不陸直し工事
1期工事は不陸直し工事と屋根替え工事です。
まず不陸直しから行っていきます。不陸直しとは傾いた建物を水平に直すことです。この古民家は北側におよそ10cm沈んでいました。床をはいでジャッキで徐々に持ち上げていきます。長い年月をかけて徐々に沈んでいった建物を直すのは簡単ではなく、水平を出すのに1週間かかりました。
束と束石の間の持ち上がって空いた部分はパッキン(調整材)を挟んであります。予算があれば束石を持ち上げて下にコンクリートを打つところですが、今回はパッキンで済ませました。外観に影響のある部分の束石は持ち上げてもらっています。

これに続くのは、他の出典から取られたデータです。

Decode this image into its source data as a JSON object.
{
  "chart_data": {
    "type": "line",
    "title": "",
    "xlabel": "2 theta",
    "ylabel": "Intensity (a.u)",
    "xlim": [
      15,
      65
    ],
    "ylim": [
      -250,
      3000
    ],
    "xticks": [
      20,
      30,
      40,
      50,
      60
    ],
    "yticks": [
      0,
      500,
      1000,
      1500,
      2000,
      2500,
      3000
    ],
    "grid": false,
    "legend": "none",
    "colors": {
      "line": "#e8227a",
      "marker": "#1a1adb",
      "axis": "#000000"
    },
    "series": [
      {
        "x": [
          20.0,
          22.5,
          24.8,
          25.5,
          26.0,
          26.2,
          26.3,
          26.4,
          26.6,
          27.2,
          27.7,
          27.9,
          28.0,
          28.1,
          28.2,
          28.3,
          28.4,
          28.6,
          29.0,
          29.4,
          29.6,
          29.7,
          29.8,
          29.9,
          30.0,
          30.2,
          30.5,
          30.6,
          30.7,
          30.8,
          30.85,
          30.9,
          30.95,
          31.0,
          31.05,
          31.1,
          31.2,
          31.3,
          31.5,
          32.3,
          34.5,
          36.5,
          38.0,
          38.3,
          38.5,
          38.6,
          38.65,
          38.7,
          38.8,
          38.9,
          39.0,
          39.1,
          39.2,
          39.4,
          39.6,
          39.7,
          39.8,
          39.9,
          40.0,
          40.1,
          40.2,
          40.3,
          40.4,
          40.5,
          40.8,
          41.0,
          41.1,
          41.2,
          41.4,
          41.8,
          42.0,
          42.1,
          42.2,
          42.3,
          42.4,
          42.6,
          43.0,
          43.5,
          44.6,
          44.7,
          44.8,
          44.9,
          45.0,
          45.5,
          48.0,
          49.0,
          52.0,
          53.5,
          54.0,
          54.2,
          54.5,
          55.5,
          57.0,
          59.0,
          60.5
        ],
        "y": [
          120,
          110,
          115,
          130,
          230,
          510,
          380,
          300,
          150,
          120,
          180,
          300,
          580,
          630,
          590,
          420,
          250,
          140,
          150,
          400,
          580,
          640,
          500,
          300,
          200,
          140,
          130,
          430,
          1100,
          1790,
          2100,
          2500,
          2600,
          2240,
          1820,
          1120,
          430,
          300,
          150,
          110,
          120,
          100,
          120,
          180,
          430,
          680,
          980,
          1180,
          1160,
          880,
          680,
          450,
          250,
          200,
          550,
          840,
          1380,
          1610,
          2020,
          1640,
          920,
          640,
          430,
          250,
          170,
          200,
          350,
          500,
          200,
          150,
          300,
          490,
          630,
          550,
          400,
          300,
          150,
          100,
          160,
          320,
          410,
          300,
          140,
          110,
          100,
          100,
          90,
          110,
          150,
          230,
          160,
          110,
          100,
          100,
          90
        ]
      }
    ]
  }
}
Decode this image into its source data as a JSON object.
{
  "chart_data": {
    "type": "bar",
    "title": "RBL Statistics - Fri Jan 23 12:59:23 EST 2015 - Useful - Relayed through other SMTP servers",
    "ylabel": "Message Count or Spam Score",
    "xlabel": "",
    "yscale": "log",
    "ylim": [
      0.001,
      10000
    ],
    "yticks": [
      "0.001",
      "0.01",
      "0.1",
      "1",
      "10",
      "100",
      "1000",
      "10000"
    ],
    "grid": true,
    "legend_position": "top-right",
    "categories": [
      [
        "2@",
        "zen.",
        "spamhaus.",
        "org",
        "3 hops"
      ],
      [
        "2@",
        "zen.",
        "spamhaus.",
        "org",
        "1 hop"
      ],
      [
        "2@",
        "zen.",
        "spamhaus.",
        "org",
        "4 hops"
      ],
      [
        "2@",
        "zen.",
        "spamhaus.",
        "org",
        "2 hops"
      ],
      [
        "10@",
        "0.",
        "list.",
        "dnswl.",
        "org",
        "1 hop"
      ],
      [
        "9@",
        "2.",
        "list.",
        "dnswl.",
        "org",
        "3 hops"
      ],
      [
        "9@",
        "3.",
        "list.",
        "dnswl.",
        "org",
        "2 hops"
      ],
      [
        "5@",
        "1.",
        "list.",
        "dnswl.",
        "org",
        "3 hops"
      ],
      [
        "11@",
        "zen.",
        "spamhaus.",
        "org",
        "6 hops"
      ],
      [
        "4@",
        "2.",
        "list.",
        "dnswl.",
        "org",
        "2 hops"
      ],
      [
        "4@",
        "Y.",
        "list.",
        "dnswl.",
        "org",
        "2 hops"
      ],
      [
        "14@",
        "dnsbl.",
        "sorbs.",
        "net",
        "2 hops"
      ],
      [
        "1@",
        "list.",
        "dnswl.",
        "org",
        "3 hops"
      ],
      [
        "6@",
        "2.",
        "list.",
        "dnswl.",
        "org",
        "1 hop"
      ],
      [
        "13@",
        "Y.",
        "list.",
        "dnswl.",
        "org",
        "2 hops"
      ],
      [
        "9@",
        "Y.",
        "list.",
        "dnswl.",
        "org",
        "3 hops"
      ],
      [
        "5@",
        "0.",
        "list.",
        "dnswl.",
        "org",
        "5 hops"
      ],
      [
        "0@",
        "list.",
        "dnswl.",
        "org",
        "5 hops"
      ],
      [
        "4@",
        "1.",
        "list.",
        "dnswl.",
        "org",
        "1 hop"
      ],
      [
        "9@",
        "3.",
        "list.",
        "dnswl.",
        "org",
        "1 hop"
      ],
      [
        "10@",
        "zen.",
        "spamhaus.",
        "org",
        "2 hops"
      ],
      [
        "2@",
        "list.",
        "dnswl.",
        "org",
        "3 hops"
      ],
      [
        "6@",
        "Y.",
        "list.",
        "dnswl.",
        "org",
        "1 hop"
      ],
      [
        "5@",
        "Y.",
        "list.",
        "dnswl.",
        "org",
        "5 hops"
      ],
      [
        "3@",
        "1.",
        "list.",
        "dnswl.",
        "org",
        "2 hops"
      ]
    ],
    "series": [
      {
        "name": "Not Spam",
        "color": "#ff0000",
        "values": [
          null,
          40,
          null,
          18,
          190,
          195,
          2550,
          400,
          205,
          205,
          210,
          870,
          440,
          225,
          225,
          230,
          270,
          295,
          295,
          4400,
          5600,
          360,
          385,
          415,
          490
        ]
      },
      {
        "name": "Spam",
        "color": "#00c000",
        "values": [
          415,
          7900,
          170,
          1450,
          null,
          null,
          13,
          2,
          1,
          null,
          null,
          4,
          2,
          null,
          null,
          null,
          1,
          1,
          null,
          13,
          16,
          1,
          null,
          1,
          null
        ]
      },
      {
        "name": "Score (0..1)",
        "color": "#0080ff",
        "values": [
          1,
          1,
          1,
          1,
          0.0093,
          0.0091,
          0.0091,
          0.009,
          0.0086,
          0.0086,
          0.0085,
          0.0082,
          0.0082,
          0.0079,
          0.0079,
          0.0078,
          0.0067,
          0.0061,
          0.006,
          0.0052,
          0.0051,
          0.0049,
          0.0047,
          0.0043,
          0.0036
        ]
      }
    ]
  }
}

屋根替え工事 よろび直しが済んだところで屋根を葺き替えていきます。今回は破風・鼻隠し、垂木、野地板、板金までをやり替えました。面積が大きいので助っ人の大工さんも参加して一気に進めていきます。垂木は以前のサイズだとまた折れてしまう可能性があるので少しサイズを大きくして、以前の軒の出のまま再生しました。この軒の深さが気に入っていたので垂木サイズを大きくするとコストが上がってしまいますが、再生した姿を見て軒の出を変えなくて良かったと思います。 見える部分の軒裏は化粧の杉板を使ってい見えない部分は杉の荒板を使いました。最近の住宅の野地板は構造用合板が主流ですが、古民家と構造用合板は構造的に相性が良くないので無垢材を使っています。

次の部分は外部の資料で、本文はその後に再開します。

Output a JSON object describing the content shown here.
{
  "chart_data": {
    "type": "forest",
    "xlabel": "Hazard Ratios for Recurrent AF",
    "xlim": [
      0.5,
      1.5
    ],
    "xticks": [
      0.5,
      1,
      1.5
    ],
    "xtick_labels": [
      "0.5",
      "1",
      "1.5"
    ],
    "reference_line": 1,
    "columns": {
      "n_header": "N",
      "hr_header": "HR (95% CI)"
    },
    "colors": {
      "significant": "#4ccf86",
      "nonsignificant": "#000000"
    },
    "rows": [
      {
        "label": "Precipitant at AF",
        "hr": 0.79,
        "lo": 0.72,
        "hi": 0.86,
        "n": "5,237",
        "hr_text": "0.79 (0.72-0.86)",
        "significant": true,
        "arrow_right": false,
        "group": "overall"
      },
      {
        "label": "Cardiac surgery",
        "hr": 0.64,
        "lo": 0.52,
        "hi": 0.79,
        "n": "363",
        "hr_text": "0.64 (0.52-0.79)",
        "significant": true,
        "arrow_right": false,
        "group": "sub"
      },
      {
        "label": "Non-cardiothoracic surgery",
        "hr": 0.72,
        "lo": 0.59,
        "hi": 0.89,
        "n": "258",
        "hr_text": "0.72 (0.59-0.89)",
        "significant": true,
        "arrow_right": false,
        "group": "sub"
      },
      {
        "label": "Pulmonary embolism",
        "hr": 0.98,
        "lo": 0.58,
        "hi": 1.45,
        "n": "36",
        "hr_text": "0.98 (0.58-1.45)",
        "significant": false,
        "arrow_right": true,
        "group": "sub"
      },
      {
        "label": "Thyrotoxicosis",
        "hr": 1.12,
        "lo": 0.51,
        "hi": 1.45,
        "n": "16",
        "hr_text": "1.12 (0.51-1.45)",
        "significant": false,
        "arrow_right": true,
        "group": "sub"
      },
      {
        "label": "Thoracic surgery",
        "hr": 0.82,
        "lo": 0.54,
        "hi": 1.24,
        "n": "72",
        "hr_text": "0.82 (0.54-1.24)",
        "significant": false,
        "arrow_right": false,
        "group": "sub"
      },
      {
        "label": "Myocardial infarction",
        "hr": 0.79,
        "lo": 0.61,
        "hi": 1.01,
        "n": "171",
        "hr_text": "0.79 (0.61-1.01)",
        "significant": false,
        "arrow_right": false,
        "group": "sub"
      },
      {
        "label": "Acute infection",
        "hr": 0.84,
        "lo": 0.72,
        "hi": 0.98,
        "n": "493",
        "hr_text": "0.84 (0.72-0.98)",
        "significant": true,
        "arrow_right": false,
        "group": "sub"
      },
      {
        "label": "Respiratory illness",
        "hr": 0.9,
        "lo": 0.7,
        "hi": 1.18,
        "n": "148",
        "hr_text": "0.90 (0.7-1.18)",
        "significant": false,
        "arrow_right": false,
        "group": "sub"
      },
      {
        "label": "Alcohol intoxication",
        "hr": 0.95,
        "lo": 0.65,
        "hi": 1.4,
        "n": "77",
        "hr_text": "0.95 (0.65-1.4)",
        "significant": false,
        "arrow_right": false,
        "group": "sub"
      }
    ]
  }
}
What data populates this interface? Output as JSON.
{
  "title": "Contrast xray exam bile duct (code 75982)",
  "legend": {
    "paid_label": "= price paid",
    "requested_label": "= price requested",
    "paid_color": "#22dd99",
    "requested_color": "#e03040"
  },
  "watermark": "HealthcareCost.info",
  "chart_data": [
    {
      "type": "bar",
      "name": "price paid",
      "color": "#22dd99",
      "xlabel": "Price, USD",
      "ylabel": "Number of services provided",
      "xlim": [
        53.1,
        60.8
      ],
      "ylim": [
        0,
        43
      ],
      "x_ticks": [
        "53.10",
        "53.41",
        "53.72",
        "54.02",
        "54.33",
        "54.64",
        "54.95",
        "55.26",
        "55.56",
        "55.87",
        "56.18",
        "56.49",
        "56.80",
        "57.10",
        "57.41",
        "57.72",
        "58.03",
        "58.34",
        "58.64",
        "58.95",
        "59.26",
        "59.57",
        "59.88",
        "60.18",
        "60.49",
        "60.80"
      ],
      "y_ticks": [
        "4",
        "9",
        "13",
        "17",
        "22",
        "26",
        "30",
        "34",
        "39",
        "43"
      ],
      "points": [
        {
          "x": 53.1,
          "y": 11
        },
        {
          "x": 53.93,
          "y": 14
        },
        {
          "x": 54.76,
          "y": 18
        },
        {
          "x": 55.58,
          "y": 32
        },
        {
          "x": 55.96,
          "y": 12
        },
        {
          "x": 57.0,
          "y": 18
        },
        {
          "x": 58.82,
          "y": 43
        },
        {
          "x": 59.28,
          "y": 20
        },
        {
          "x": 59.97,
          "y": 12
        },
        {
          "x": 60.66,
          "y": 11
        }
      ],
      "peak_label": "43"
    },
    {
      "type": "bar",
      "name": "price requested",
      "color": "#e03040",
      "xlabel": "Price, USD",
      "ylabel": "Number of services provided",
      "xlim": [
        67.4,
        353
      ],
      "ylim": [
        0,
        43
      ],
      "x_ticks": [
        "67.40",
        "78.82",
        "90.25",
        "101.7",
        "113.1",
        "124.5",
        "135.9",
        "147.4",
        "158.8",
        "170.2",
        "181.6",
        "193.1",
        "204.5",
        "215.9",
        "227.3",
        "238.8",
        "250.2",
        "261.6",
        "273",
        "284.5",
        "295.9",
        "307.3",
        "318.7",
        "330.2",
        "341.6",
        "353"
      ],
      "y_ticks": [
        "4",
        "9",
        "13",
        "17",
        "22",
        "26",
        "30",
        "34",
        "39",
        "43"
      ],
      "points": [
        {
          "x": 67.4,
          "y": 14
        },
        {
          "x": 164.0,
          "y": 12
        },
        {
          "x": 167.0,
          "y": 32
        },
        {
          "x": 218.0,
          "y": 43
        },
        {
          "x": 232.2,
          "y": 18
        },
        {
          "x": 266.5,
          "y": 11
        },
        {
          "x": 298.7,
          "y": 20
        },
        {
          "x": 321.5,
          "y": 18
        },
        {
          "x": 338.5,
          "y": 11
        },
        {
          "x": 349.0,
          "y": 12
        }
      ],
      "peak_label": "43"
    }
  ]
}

自主塗装工事 大工さんがよろび直している間に自分達で垂木と破風・鼻隠しの塗装をしました(一部大工さんにも手伝っていただきました)。塗料はキシラデコールでパリサンダという種類の色です。ヨーロッパの塗料などは耐久性も高いですが、コストも上がってしまうので入手しやすく値段も手ごろなキシラデコールを選びました。破風・鼻隠しは一度プレーナーを通してあるので簡単に塗ることができますが、垂木はラフ仕上なので塗料をどんどん吸い込んで全部塗るのに苦労しました。

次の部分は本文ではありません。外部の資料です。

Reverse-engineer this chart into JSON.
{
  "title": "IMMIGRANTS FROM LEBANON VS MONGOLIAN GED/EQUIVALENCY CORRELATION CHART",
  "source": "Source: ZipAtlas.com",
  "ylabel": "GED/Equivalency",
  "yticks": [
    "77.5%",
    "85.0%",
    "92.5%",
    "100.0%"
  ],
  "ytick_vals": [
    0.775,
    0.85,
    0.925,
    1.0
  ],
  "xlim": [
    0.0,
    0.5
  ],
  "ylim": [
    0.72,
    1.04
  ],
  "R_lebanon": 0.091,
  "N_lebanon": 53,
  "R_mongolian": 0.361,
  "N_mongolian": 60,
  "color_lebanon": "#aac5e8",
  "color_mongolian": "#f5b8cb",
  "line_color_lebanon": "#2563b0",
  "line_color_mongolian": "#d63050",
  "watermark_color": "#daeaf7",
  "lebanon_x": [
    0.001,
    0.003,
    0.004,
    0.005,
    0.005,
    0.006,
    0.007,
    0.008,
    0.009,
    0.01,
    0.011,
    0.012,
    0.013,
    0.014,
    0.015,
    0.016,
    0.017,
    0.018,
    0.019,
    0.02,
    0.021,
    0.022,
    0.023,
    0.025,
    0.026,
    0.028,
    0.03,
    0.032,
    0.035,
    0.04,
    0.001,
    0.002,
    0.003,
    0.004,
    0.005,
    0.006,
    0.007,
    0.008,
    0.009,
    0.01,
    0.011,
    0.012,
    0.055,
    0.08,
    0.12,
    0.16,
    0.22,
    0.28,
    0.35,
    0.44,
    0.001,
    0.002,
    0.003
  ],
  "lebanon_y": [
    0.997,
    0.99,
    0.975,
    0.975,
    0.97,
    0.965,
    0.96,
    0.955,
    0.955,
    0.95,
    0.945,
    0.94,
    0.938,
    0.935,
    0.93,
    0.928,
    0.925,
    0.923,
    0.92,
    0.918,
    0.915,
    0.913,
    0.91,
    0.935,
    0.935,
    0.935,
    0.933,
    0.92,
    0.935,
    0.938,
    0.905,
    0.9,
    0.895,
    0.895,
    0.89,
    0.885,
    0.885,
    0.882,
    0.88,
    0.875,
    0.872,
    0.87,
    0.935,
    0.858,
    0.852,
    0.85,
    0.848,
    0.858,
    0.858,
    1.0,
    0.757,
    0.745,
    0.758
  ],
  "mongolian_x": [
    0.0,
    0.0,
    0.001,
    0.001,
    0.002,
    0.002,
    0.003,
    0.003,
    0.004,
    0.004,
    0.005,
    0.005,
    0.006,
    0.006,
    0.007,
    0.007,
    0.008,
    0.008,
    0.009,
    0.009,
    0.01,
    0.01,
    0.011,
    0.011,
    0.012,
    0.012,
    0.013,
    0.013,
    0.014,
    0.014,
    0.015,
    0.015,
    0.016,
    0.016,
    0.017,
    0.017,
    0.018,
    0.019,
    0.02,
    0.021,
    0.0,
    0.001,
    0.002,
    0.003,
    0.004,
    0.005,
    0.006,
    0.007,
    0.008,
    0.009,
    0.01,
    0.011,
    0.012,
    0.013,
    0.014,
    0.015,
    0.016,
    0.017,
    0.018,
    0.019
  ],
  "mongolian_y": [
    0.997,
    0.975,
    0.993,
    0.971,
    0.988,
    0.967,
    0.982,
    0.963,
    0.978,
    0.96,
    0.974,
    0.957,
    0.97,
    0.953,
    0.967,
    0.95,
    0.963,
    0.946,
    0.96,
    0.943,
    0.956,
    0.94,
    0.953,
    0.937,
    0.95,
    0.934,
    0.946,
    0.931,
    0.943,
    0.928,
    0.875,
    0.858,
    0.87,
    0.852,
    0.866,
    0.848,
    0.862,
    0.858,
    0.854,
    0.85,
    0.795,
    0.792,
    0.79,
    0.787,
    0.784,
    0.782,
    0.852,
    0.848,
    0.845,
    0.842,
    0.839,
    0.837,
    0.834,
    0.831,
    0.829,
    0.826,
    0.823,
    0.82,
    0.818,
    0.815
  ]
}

屋敷林の伐採と製材 屋根工事を始める前に屋敷林を一部伐採しました。隣地に近く大きくなりすぎた杉をはじめ欅や椹、栗、槐などを伐採しました。2期工事の内装工事まで3ヶ月程期間が空くので杉は製材して自然乾燥させて建材として使うことにしました。欅や椹なども一緒に製材してもらい、テーブル材や3期工事に予定している浴室内装材などに使えるよう自然乾燥しておきます。 この屋敷林の伐採にあたっては松川村の補助金を利用させていただきました(詳しくは村ホームページの「手当・補助」の中にある景観形成の推進に関する補助金 をご覧ください)。 屋敷林の保全は良く言われることですが、実際家主のみの負担で保全していくのは大変で、こうした公的な補助金がなければどんどん消滅していってしまうと思います。